Monday, July 31, 2006

The House That Trane Built

The House That Trane Built: the Story of Impulse Records
By Ashley Kahn
W.W. Norton

Art and commerce are typically presumed to be in opposition. Yet for a music label, publishing house, or film studio to be successful, artists and business people have to collaborate. That is exactly what happened at a very high level for fifteen years during Impulse Records’ heyday, as Ashley Kahn chronicles in The House That Trane Built.

Known for its distinctive orange and black gatefold covers and its exclamation point logo, "Impulse!" became a favorite label of jazz collectors. While John Coltrane was undoubtedly its signature artists, the foundation was laid by another legend, Ray Charles.

As Coltrane is credited with building Impulse, Ray Charles is credited with establishing its parent company ABC-Paramount, where he had crafted a legendary deal allowing him complete artistic autonomy. However, given his pride in his jazz roots, Charles was more than amenable to launching ABC’s jazz imprint. As Kahn quotes Charles: “But with jazz—oh yes—with jazz you got to compose as you go . . . I suppose that’s why I’m always proud I can play jazz and why it isn’t any accident that I’ve always wanted to make jazz records and have a true-to-life jazz band.” (p. 36)

Charles cut Impulse’s first LP Genius + Soul = Jazz, which yielded one of the labels only two nationally charting singles, “One Mint Julep.” (Later Milt Jackson would record two versions of the tune on his under-rated Impulse album Memphis Jackson). Despite the critically role he played in establishing impulse, Charles would modestly demur: “I’m not gonna blow no horns man. That’s nice if they want to think that way.”

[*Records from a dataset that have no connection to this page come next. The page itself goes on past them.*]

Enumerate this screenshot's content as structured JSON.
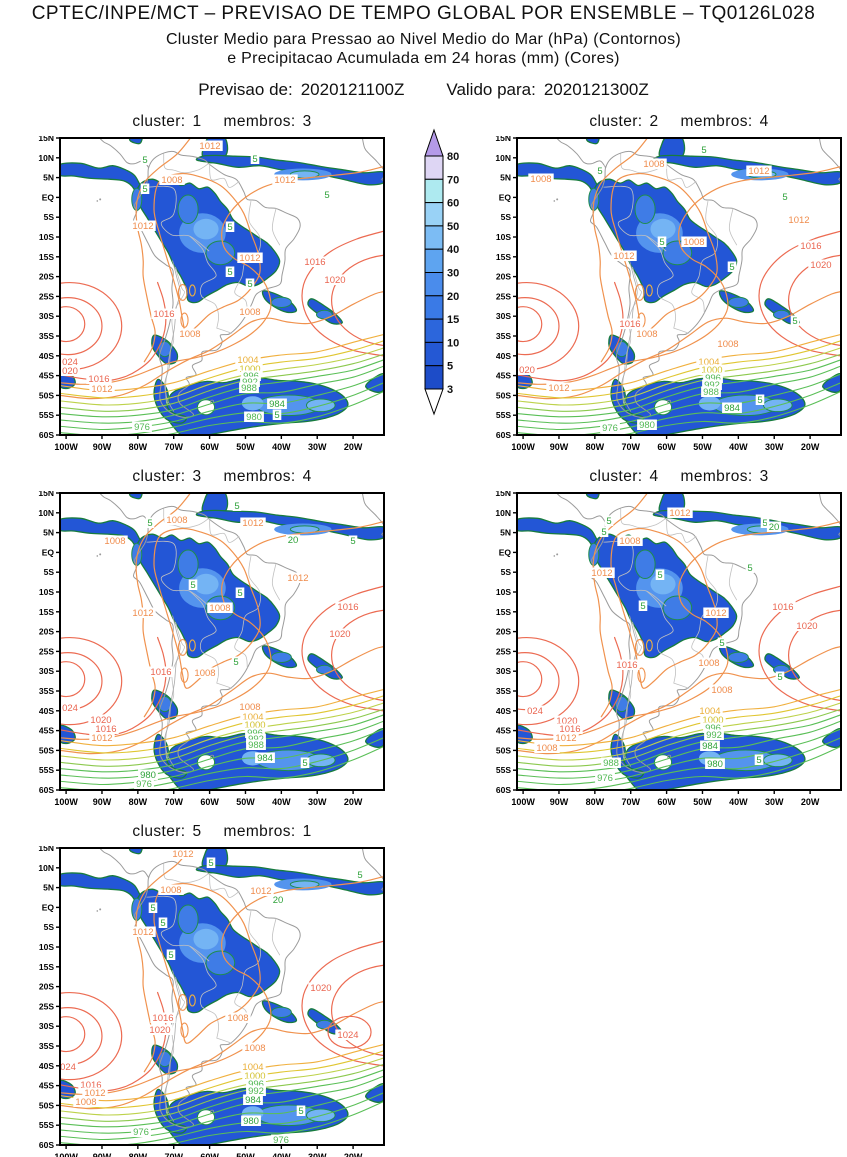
{
  "header": {
    "title": "CPTEC/INPE/MCT – PREVISAO DE TEMPO GLOBAL POR ENSEMBLE – TQ0126L028",
    "subtitle1": "Cluster Medio para Pressao ao Nivel Medio do Mar (hPa) (Contornos)",
    "subtitle2": "e Precipitacao Acumulada em 24 horas (mm) (Cores)",
    "forecast_label": "Previsao de:",
    "forecast_value": "2020121100Z",
    "valid_label": "Valido para:",
    "valid_value": "2020121300Z"
  },
  "panel_labels": {
    "cluster": "cluster:",
    "membros": "membros:"
  },
  "axes": {
    "lat_labels": [
      "15N",
      "10N",
      "5N",
      "EQ",
      "5S",
      "10S",
      "15S",
      "20S",
      "25S",
      "30S",
      "35S",
      "40S",
      "45S",
      "50S",
      "55S",
      "60S"
    ],
    "lon_labels": [
      "100W",
      "90W",
      "80W",
      "70W",
      "60W",
      "50W",
      "40W",
      "30W",
      "20W"
    ]
  },
  "colorbar": {
    "units": "mm",
    "levels": [
      3,
      5,
      10,
      15,
      20,
      30,
      40,
      50,
      60,
      70,
      80
    ],
    "segment_colors": [
      "#1d4cc8",
      "#2458d4",
      "#2c66dc",
      "#3a7ae6",
      "#4a8cec",
      "#5ea4f0",
      "#7cbcf4",
      "#99d2f6",
      "#aeeaf0",
      "#ded6f4"
    ],
    "above_color": "#b49ae8",
    "below_color": "#ffffff"
  },
  "label_colors": {
    "o": "#ef8c4c",
    "r": "#ea6550",
    "a": "#eaaf38",
    "y": "#d2c22e",
    "g": "#52b854",
    "b": "#2fa23a"
  },
  "map_colors": {
    "precip_base": "#2356d6",
    "precip_edge": "#187c3e",
    "core1": "#3f7ce6",
    "core2": "#5494ee",
    "core3": "#74b4f4",
    "coast": "#9b9b9b",
    "border": "#c0c0c0",
    "contour_orange": "#f0924e",
    "contour_red": "#ec6b52",
    "contour_amber": "#f0b03e",
    "contour_yellow": "#e0c631",
    "contour_yellowgreen": "#bdd24a",
    "contour_lightgreen": "#8cc94e",
    "contour_green": "#5abf57"
  },
  "panels": [
    {
      "cluster": "1",
      "membros": "3",
      "labels": [
        [
          "1012",
          150,
          8,
          "o"
        ],
        [
          "5",
          85,
          22,
          "b"
        ],
        [
          "5",
          195,
          21,
          "b"
        ],
        [
          "1008",
          112,
          42,
          "o"
        ],
        [
          "1012",
          225,
          42,
          "o"
        ],
        [
          "5",
          85,
          51,
          "b"
        ],
        [
          "5",
          267,
          57,
          "b"
        ],
        [
          "1012",
          83,
          88,
          "o"
        ],
        [
          "5",
          170,
          89,
          "b"
        ],
        [
          "1012",
          190,
          120,
          "o"
        ],
        [
          "1016",
          255,
          124,
          "r"
        ],
        [
          "5",
          170,
          134,
          "b"
        ],
        [
          "1020",
          275,
          142,
          "r"
        ],
        [
          "5",
          190,
          146,
          "b"
        ],
        [
          "1008",
          190,
          174,
          "o"
        ],
        [
          "1016",
          104,
          176,
          "r"
        ],
        [
          "1008",
          130,
          196,
          "o"
        ],
        [
          "1004",
          188,
          222,
          "a"
        ],
        [
          "024",
          10,
          224,
          "r"
        ],
        [
          "1000",
          190,
          231,
          "y"
        ],
        [
          "020",
          10,
          233,
          "r"
        ],
        [
          "996",
          191,
          238,
          "g"
        ],
        [
          "1016",
          39,
          241,
          "r"
        ],
        [
          "992",
          190,
          244,
          "g"
        ],
        [
          "988",
          189,
          250,
          "g"
        ],
        [
          "1012",
          42,
          251,
          "o"
        ],
        [
          "984",
          217,
          266,
          "b"
        ],
        [
          "5",
          217,
          277,
          "b"
        ],
        [
          "980",
          194,
          279,
          "g"
        ],
        [
          "976",
          82,
          289,
          "g"
        ]
      ]
    },
    {
      "cluster": "2",
      "membros": "4",
      "labels": [
        [
          "5",
          187,
          12,
          "b"
        ],
        [
          "1008",
          137,
          26,
          "o"
        ],
        [
          "1012",
          242,
          33,
          "o"
        ],
        [
          "5",
          83,
          33,
          "b"
        ],
        [
          "1008",
          24,
          41,
          "o"
        ],
        [
          "5",
          268,
          59,
          "b"
        ],
        [
          "1012",
          282,
          82,
          "o"
        ],
        [
          "1008",
          177,
          104,
          "o"
        ],
        [
          "5",
          145,
          104,
          "b"
        ],
        [
          "1016",
          294,
          108,
          "r"
        ],
        [
          "1012",
          107,
          118,
          "o"
        ],
        [
          "1020",
          304,
          127,
          "r"
        ],
        [
          "5",
          215,
          129,
          "b"
        ],
        [
          "5",
          278,
          183,
          "b"
        ],
        [
          "1016",
          113,
          186,
          "r"
        ],
        [
          "1008",
          130,
          196,
          "o"
        ],
        [
          "1008",
          211,
          206,
          "o"
        ],
        [
          "1004",
          192,
          224,
          "a"
        ],
        [
          "1000",
          195,
          232,
          "y"
        ],
        [
          "020",
          10,
          232,
          "r"
        ],
        [
          "996",
          196,
          240,
          "g"
        ],
        [
          "992",
          195,
          247,
          "g"
        ],
        [
          "1012",
          42,
          250,
          "o"
        ],
        [
          "988",
          194,
          254,
          "g"
        ],
        [
          "5",
          243,
          262,
          "b"
        ],
        [
          "984",
          215,
          270,
          "b"
        ],
        [
          "980",
          130,
          287,
          "g"
        ],
        [
          "976",
          93,
          290,
          "g"
        ]
      ]
    },
    {
      "cluster": "3",
      "membros": "4",
      "labels": [
        [
          "5",
          177,
          13,
          "b"
        ],
        [
          "1008",
          117,
          27,
          "o"
        ],
        [
          "1012",
          193,
          30,
          "o"
        ],
        [
          "5",
          90,
          30,
          "b"
        ],
        [
          "20",
          233,
          47,
          "b"
        ],
        [
          "1008",
          55,
          48,
          "o"
        ],
        [
          "5",
          293,
          48,
          "b"
        ],
        [
          "1012",
          238,
          85,
          "o"
        ],
        [
          "5",
          133,
          92,
          "b"
        ],
        [
          "5",
          180,
          100,
          "b"
        ],
        [
          "1016",
          288,
          114,
          "r"
        ],
        [
          "1008",
          160,
          115,
          "o"
        ],
        [
          "1012",
          83,
          120,
          "o"
        ],
        [
          "1020",
          280,
          141,
          "r"
        ],
        [
          "5",
          176,
          169,
          "b"
        ],
        [
          "1016",
          101,
          179,
          "r"
        ],
        [
          "1008",
          145,
          180,
          "o"
        ],
        [
          "1008",
          190,
          214,
          "o"
        ],
        [
          "024",
          10,
          215,
          "r"
        ],
        [
          "1004",
          193,
          224,
          "a"
        ],
        [
          "1020",
          41,
          227,
          "r"
        ],
        [
          "1000",
          195,
          232,
          "y"
        ],
        [
          "1016",
          46,
          236,
          "r"
        ],
        [
          "996",
          195,
          240,
          "g"
        ],
        [
          "1012",
          42,
          245,
          "o"
        ],
        [
          "992",
          196,
          246,
          "g"
        ],
        [
          "988",
          196,
          252,
          "g"
        ],
        [
          "984",
          205,
          265,
          "b"
        ],
        [
          "5",
          245,
          270,
          "b"
        ],
        [
          "980",
          88,
          282,
          "b"
        ],
        [
          "976",
          84,
          291,
          "g"
        ]
      ]
    },
    {
      "cluster": "4",
      "membros": "3",
      "labels": [
        [
          "1012",
          163,
          20,
          "o"
        ],
        [
          "5",
          92,
          28,
          "b"
        ],
        [
          "5",
          248,
          30,
          "b"
        ],
        [
          "20",
          257,
          34,
          "b"
        ],
        [
          "5",
          87,
          39,
          "b"
        ],
        [
          "1008",
          113,
          48,
          "o"
        ],
        [
          "5",
          233,
          75,
          "b"
        ],
        [
          "1012",
          85,
          80,
          "o"
        ],
        [
          "5",
          143,
          82,
          "b"
        ],
        [
          "5",
          126,
          113,
          "b"
        ],
        [
          "1016",
          266,
          114,
          "r"
        ],
        [
          "1012",
          199,
          120,
          "o"
        ],
        [
          "1020",
          290,
          133,
          "r"
        ],
        [
          "5",
          205,
          150,
          "b"
        ],
        [
          "1008",
          192,
          170,
          "o"
        ],
        [
          "1016",
          110,
          172,
          "r"
        ],
        [
          "5",
          263,
          184,
          "b"
        ],
        [
          "1008",
          205,
          197,
          "o"
        ],
        [
          "1004",
          193,
          218,
          "a"
        ],
        [
          "024",
          18,
          218,
          "r"
        ],
        [
          "1000",
          196,
          227,
          "y"
        ],
        [
          "1020",
          50,
          228,
          "r"
        ],
        [
          "996",
          196,
          235,
          "g"
        ],
        [
          "1016",
          53,
          236,
          "r"
        ],
        [
          "992",
          197,
          242,
          "g"
        ],
        [
          "1012",
          49,
          245,
          "o"
        ],
        [
          "984",
          193,
          253,
          "b"
        ],
        [
          "1008",
          30,
          255,
          "o"
        ],
        [
          "5",
          242,
          267,
          "b"
        ],
        [
          "988",
          94,
          270,
          "g"
        ],
        [
          "980",
          198,
          271,
          "b"
        ],
        [
          "976",
          88,
          285,
          "g"
        ]
      ]
    },
    {
      "cluster": "5",
      "membros": "1",
      "labels": [
        [
          "1012",
          123,
          6,
          "o"
        ],
        [
          "5",
          151,
          15,
          "b"
        ],
        [
          "5",
          300,
          27,
          "b"
        ],
        [
          "1008",
          111,
          42,
          "o"
        ],
        [
          "1012",
          201,
          43,
          "o"
        ],
        [
          "20",
          218,
          52,
          "b"
        ],
        [
          "5",
          93,
          60,
          "b"
        ],
        [
          "5",
          103,
          75,
          "b"
        ],
        [
          "1012",
          83,
          84,
          "o"
        ],
        [
          "5",
          111,
          107,
          "b"
        ],
        [
          "1020",
          261,
          140,
          "r"
        ],
        [
          "1016",
          103,
          170,
          "r"
        ],
        [
          "1008",
          178,
          170,
          "o"
        ],
        [
          "1020",
          100,
          182,
          "r"
        ],
        [
          "1024",
          288,
          187,
          "r"
        ],
        [
          "1008",
          195,
          200,
          "o"
        ],
        [
          "1004",
          193,
          219,
          "a"
        ],
        [
          "024",
          8,
          219,
          "r"
        ],
        [
          "1000",
          195,
          228,
          "y"
        ],
        [
          "996",
          196,
          236,
          "g"
        ],
        [
          "1016",
          31,
          237,
          "r"
        ],
        [
          "992",
          196,
          243,
          "g"
        ],
        [
          "1012",
          35,
          245,
          "o"
        ],
        [
          "984",
          193,
          252,
          "b"
        ],
        [
          "1008",
          26,
          254,
          "o"
        ],
        [
          "5",
          241,
          263,
          "b"
        ],
        [
          "980",
          191,
          273,
          "b"
        ],
        [
          "976",
          81,
          284,
          "g"
        ],
        [
          "976",
          221,
          292,
          "g"
        ]
      ]
    }
  ]
}
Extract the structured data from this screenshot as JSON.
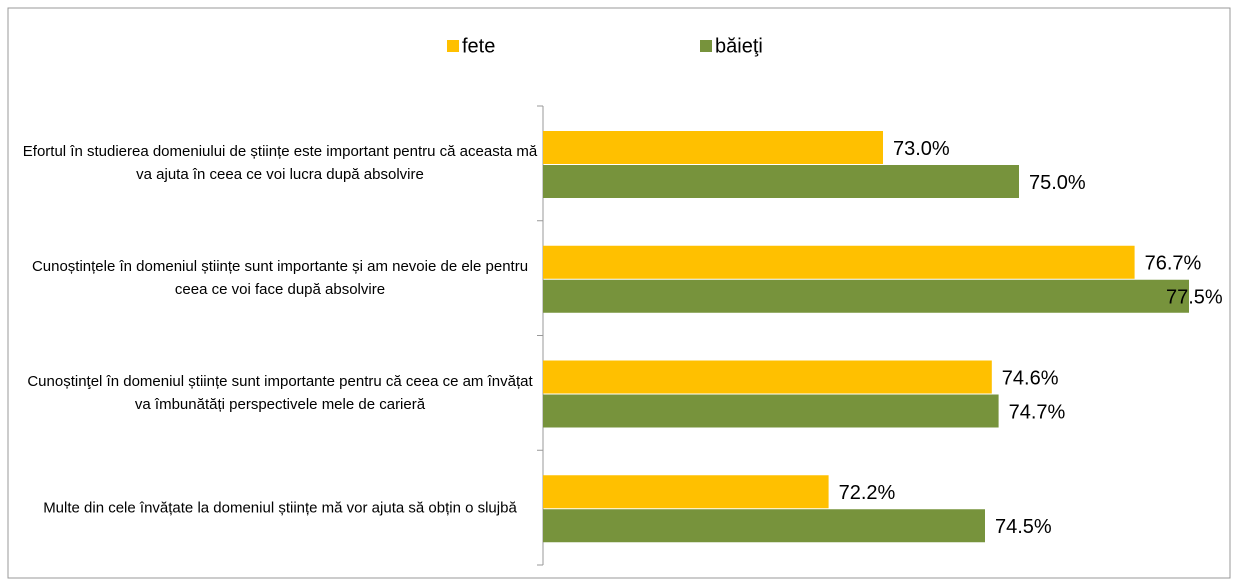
{
  "chart_data": {
    "type": "bar",
    "orientation": "horizontal",
    "categories": [
      "Efortul în studierea domeniului de științe este important pentru că aceasta mă va ajuta în ceea ce voi lucra după absolvire",
      "Cunoștințele în domeniul științe sunt importante și am nevoie de ele pentru ceea ce voi face după absolvire",
      "Cunoștinţel în domeniul științe sunt importante pentru că ceea ce am învățat va îmbunătăți perspectivele mele de carieră",
      "Multe din cele învățate la domeniul științe mă vor ajuta să obțin o slujbă"
    ],
    "series": [
      {
        "name": "fete",
        "color": "#ffc000",
        "values": [
          73.0,
          76.7,
          74.6,
          72.2
        ],
        "value_labels": [
          "73.0%",
          "76.7%",
          "74.6%",
          "72.2%"
        ]
      },
      {
        "name": "băieţi",
        "color": "#77933c",
        "values": [
          75.0,
          77.5,
          74.7,
          74.5
        ],
        "value_labels": [
          "75.0%",
          "77.5%",
          "74.7%",
          "74.5%"
        ]
      }
    ],
    "xlim": [
      68,
      78
    ],
    "legend": "top"
  }
}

Kahn reports: “a $10,000 advance for the first year, with two-year options that rose to $20,000 annually thereafter,” were the terms that secured Impulse’s first exclusive signing, John Coltrane (p. 48). It proved to be a wise investment.

The man who signed Coltrane, Creed Taylor, produced one album with him, Africa/Brass, after which he was recruited by Verve records. Much of the book is devoted to the close working relationship between Trane, and Taylor’s successor, Bob Thiele, a swing aficionado whose ears were about to be stretched by Coltrane. According to Thiele:

“I don’t think I was at Impulse more than a week when we decided to record Coltrane live at the village Vanguard . . . That first night, as I recall, I was pretty shook up; I was confused. But by staying involved, the music began to make sense to me.” (p. 66)

As Coltrane would continue to evolve with the avant-garde movement, he would champion younger players, like Archie Shepp and Albert Ayler. Impulse became the only major label to record the free jazz movement in a commercially viable way. Often it involved highlighting Coltrane’s influence, as was the case with Shepp’s debut, Four for Trane. As Shepp explains: “Bob Thiele made the stipulation that all the songs had to be written by John. I had to use Trane’s music.” (p. 120)

With Coltrane successfully shoehorning avant-garde artists, many adopted by the Black Power movement, onto Impulse, the label developed a more militant reputation. None would be more strident than Charlie Haden, whose one-off LP Liberation Music Orchestra, featured Communist ballads from the Spanish Civil War and originals like “Song for Che.” Yet as arranger Carla Bley recalls: “none of the guys in the band shared Charlie’s viewpoints. It was just a gig.” (p. 202)

Kahn convincingly argues Impulse was a unique label, a subsidiary of a major, that acted like an indy. House is an appealing book as a physical object as well, produced with bold typography, photos and sidebars. He intersperses the text with profiles of many specific LPS, some famed like A Love Supreme, others overlooked like Howard Roberts’ Antelope Freeway.

The LP discography is generally good, but one would have liked to have seen original 45’s, those not contained within albums, included as well. (For instance, Larry Frazier, presumably the guitarist who worked with Jimmy McGriff recorded 45-205 “Before Six” & “After Six” and then was dropped from the label. One wonders what the story was behind his short tenure.)

Like Blue Note LPs featuring Reid Miles designs and Francis Wolff’s photography, Impulse records, with their bold black and orange, and striking photography by the likes of Pete Turner and Chuck Stewart became sought after collector items. Like classic Blue Notes, the music inside the Impulse grooves was as strong as their packaging. Kahn recounts the Impulse story from both the commercial and artistic perspective, showing even-handed respect for those involved on each side of the business.